Together, these metrics are particularly valuable during inter-hospital transfers, where a patient with a high HIR is likely to experience rapid core growth during transport; information that should directly inform both the urgency and appropriateness of the transfer decision. Importantly, both tools apply across all time windows, not just early presentations.

The case for perfusion in the early window

This raised a broader point the panelists were keen to make: perfusion imaging belongs in the early window too, not just the late one. Current guidelines often reserve CTP for patients beyond 4.5–6 hours, but Dr. Albers cited 25 years of Stanford data showing that early-window patients with poor collaterals rarely benefit from EVT. Perfusion imaging also plays an underappreciated role in differentiating true strokes from mimics — a critical triage function regardless of time from onset.

MeVO: The next frontier

Prof. Psychogios made a compelling case that perfusion imaging is essential for detecting and treating medium vessel occlusions (MeVOs), which can be easily missed on CTA alone. Perfusion deficits make distal M2, M3, and posterior circulation occlusions visible and measurable. He also presented a remarkable case in which real-time CTP identified active hemorrhagic transformation during the scan itself, enabling immediate endovascular intervention.

Looking ahead, the panel agreed on several priorities for future MeVO trials:

  • Perfusion criteria should be included as formal inclusion parameters
  • Patient selection based on perfusion — not just vessel status — could avoid overly broad enrollment to trials looking at the functional benefit of thrombectomy over best medical management
  • Core volume thresholds in the 30–40 mL range should be a starting point for defining eligible patients

The path forward

Advanced CTP biomarkers can transform how clinicians evaluate stroke patients — not just confirming occlusions, but quantifying tissue viability, collateral reserve, and infarct trajectory. As Prof. Psychogios put it, perfusion is crucial today and will be even more so for the clinical trials that define tomorrow's standard of care. The message from all three experts was consistent: faster acquisition, smarter interpretation, and biomarker-guided decision-making are the path forward in acute stroke care.

Want to go deeper? Watch the full webinar recording or connect with our team to discuss how RapidAI's perfusion tools support these workflows at your institution.

 

FAQs

Why should perfusion imaging be used in early-window patients if guidelines only recommend it for late-window cases?
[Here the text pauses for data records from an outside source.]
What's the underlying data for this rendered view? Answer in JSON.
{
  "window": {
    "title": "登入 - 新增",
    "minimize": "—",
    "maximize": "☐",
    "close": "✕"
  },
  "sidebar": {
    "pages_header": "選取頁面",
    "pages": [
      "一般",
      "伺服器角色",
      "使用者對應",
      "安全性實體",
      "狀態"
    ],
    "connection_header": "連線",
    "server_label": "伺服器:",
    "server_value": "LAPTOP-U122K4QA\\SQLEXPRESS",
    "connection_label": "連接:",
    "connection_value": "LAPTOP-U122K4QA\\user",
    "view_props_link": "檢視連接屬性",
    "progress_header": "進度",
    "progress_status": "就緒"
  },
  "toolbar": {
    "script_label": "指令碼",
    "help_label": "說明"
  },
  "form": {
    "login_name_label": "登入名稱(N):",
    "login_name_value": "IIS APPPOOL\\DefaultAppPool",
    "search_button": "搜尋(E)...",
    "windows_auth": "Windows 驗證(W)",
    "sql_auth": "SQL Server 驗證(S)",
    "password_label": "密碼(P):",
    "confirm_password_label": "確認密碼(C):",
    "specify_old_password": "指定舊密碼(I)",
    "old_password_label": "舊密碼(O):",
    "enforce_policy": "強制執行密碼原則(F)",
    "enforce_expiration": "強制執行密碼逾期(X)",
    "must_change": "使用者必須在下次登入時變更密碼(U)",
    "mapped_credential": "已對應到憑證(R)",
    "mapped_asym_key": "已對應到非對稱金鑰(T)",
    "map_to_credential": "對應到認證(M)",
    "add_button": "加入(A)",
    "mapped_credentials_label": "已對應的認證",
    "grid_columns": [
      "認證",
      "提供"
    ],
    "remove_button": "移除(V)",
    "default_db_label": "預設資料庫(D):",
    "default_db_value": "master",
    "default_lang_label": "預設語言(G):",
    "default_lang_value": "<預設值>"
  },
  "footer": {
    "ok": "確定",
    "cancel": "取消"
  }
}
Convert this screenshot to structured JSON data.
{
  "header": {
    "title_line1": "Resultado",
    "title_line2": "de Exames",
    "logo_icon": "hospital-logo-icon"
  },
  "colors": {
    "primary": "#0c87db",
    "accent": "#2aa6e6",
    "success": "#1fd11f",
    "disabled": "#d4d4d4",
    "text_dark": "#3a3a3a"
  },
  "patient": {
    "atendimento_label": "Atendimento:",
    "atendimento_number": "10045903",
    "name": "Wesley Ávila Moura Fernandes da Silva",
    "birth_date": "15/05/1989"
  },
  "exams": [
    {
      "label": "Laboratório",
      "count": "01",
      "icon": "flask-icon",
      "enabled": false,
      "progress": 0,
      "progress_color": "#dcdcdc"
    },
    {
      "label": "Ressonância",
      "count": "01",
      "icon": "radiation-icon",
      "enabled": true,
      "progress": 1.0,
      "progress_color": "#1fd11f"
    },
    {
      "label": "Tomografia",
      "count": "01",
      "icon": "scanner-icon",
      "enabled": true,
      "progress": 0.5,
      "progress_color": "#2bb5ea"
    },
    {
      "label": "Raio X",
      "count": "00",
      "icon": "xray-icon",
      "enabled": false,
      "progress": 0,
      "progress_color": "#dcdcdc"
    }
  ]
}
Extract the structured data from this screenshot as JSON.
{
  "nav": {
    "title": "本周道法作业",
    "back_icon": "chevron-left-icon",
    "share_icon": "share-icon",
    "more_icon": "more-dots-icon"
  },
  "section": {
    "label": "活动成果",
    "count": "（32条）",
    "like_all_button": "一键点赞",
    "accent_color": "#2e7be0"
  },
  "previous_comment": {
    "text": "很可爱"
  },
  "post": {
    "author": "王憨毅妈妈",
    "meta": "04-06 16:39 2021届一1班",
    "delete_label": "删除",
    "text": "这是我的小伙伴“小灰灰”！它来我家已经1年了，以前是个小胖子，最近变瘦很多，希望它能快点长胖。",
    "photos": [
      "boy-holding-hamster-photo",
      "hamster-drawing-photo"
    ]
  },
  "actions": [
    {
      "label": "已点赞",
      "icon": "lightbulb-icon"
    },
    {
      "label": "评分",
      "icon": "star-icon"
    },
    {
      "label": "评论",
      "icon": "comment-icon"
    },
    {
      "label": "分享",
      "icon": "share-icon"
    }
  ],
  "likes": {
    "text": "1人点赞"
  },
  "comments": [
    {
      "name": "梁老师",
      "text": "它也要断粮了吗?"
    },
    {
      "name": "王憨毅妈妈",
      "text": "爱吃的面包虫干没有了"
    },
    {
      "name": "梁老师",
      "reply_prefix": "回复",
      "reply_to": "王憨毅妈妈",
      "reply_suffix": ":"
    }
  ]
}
Guidelines reserve CTP for late-window patients because only a small percentage of early arrivals have severely compromised collaterals, but that minority matters. Dr. Albers noted that Stanford's 25-year experience showed early-window patients with poor collateral status almost never benefit from EVT. Perfusion imaging also helps distinguish true strokes from mimics, a critical triage function at any time window.

How should HIR influence the decision to transfer a patient to a comprehensive stroke center?

HIR should be one input in the transfer decision, not the sole determining factor. A high HIR signals rapid infarct growth, which raises urgency,but clinical context matters. A young patient with no prior disability presenting early should almost certainly be transferred despite a high HIR, while an older patient with baseline limitations warrants more careful consideration. Perfusion data should be integrated with the full clinical picture, not used as a binary decision rule.

Does HIR retain its predictive value across different time windows?

Yes. Prof. Seners was clear that HIR applies regardless of time from onset. Patients with poor collaterals experience faster infarct growth, whether they present at two hours or twelve,the biology of inadequate collateral flow doesn't change. The metric is clinically relevant across the full range of time windows.

Is there a relationship between a patient's age and their collateral status?

No consistent one. Prof. Seners noted that the published literature is mixed, with some studies suggesting a link between older age and poorer collaterals and others showing no significant association. Age should not be used as a proxy for collateral quality — imaging-based biomarkers like HIR and the CBV Index are the reliable measure.